For 2014-15 overall numbers for School Direct places, ministers’ preferred new style of training, have shot up from 9,600 in the current year to 15,400, while universities have seen PGCE places drop overall from 20,000 to 16,200 and undergraduate teaching degrees from 6,800 to 6,700.

Now UCET is demanding a detailed breakdown of the allocations by subject, phase and individual institution.

In his letter to David Laws, education minister, Nobel-Rogers, executive director of UCET points out that an appropriate balance between School Direct and core places (mainly places provided in higher education) is vital.

The government has said that the figures are provisional and more details will be provided on subjects, phase and individual institution once they are finalised and before the end of 2013.

But Mr Nobel-Rogers writes: “The only apparent reason that it should now be kept secret is to prevent a timely and legitimate analysis of data before allocations are finalised.”

He adds that he wants the National College for Teaching and Leadership to provide the information immediately, and has made a freedom of information request for it.

Speaking to the TES, Mr Nobel-Rogers said: “We need a breakdown by primary, secondary and subject so we can advise our members and we need that before the figures are finalised. There is no point doing an analysis afterwards.

“We can’t see if the expansion of School Direct is at the expense of secondary numbers in higher education or primary numbers, we need to do an analysis and give feedback before the numbers are made final.”

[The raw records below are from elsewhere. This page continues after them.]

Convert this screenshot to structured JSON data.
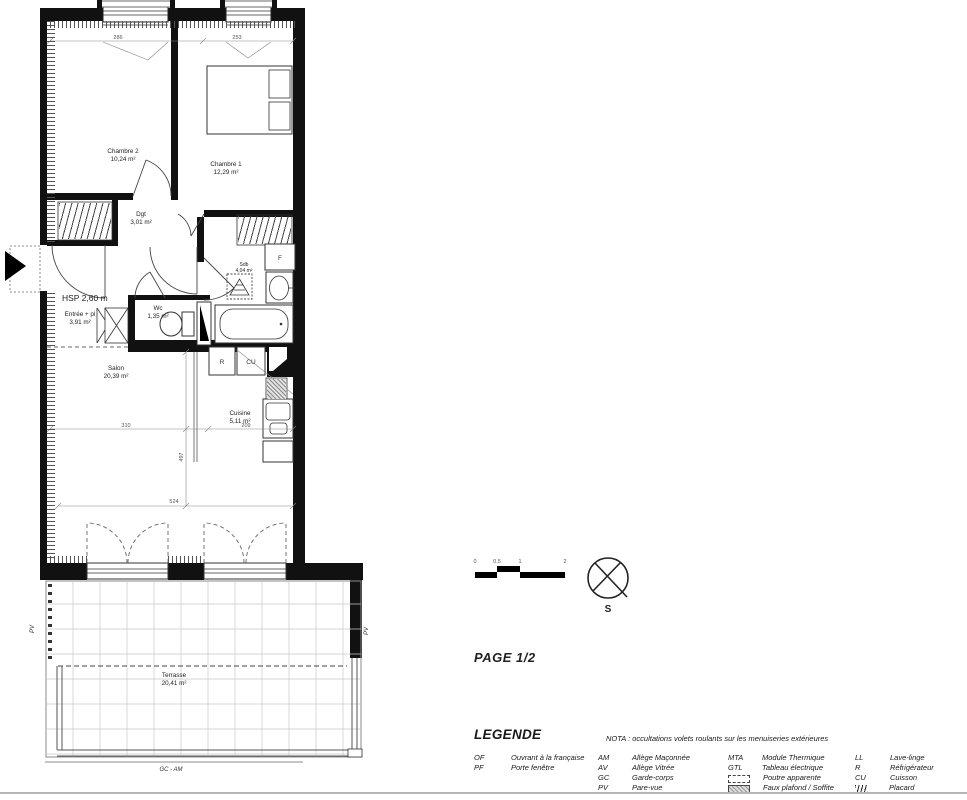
{
  "page": {
    "label": "PAGE 1/2"
  },
  "plan": {
    "ceiling_height": "HSP 2,60 m",
    "rooms": [
      {
        "name": "Chambre 2",
        "area": "10,24 m²"
      },
      {
        "name": "Chambre 1",
        "area": "12,29 m²"
      },
      {
        "name": "Dgt",
        "area": "3,01 m²"
      },
      {
        "name": "Sdb",
        "area": "4,04 m²"
      },
      {
        "name": "Wc",
        "area": "1,35 m²"
      },
      {
        "name": "Entrée + pl",
        "area": "3,91 m²"
      },
      {
        "name": "Salon",
        "area": "20,39 m²"
      },
      {
        "name": "Cuisine",
        "area": "5,11 m²"
      },
      {
        "name": "Terrasse",
        "area": "20,41 m²"
      }
    ],
    "dimensions": {
      "window_left": "286",
      "window_right": "253",
      "salon_width": "310",
      "cuisine_width": "209",
      "depth": "497",
      "overall_width": "524"
    },
    "labels": {
      "fridge": "R",
      "cooking": "CU",
      "f": "F",
      "pare_vue": "PV",
      "railing": "GC - AM"
    },
    "icons": {
      "entrance_arrow": "filled-right-triangle",
      "compass": "crossed-circle-north-indicator"
    }
  },
  "scale_bar": {
    "ticks": [
      "0",
      "0.5",
      "1",
      "2"
    ]
  },
  "compass": {
    "south": "S"
  },
  "legend": {
    "title": "LEGENDE",
    "nota": "NOTA : occultations volets roulants sur les menuiseries extérieures",
    "col1": [
      {
        "abbr": "OF",
        "label": "Ouvrant à la française"
      },
      {
        "abbr": "PF",
        "label": "Porte fenêtre"
      }
    ],
    "col2": [
      {
        "abbr": "AM",
        "label": "Allège Maçonnée"
      },
      {
        "abbr": "AV",
        "label": "Allège Vitrée"
      },
      {
        "abbr": "GC",
        "label": "Garde-corps"
      },
      {
        "abbr": "PV",
        "label": "Pare-vue"
      }
    ],
    "col3": [
      {
        "abbr": "MTA",
        "label": "Module Thermique"
      },
      {
        "abbr": "GTL",
        "label": "Tableau électrique"
      },
      {
        "symbol": "dashed-rect",
        "label": "Poutre apparente"
      },
      {
        "symbol": "shaded-rect",
        "label": "Faux plafond / Soffite"
      }
    ],
    "col4": [
      {
        "abbr": "LL",
        "label": "Lave-linge"
      },
      {
        "abbr": "R",
        "label": "Réfrigérateur"
      },
      {
        "abbr": "CU",
        "label": "Cuisson"
      },
      {
        "symbol": "hatch",
        "label": "Placard"
      }
    ]
  }
}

In response, a DfE spokesperson said: “School Direct is proving very popular with both trainees and schools. Last year, three candidates applied for every School Direct place, compared with 1.8 applicants per place in universities. Requests from schools for School Direct places have shot up from 9,600 to 17,700 in the past year.
“Universities remain integral to teacher training. Higher education institutions are involved in 82 per cent of teacher training overall.”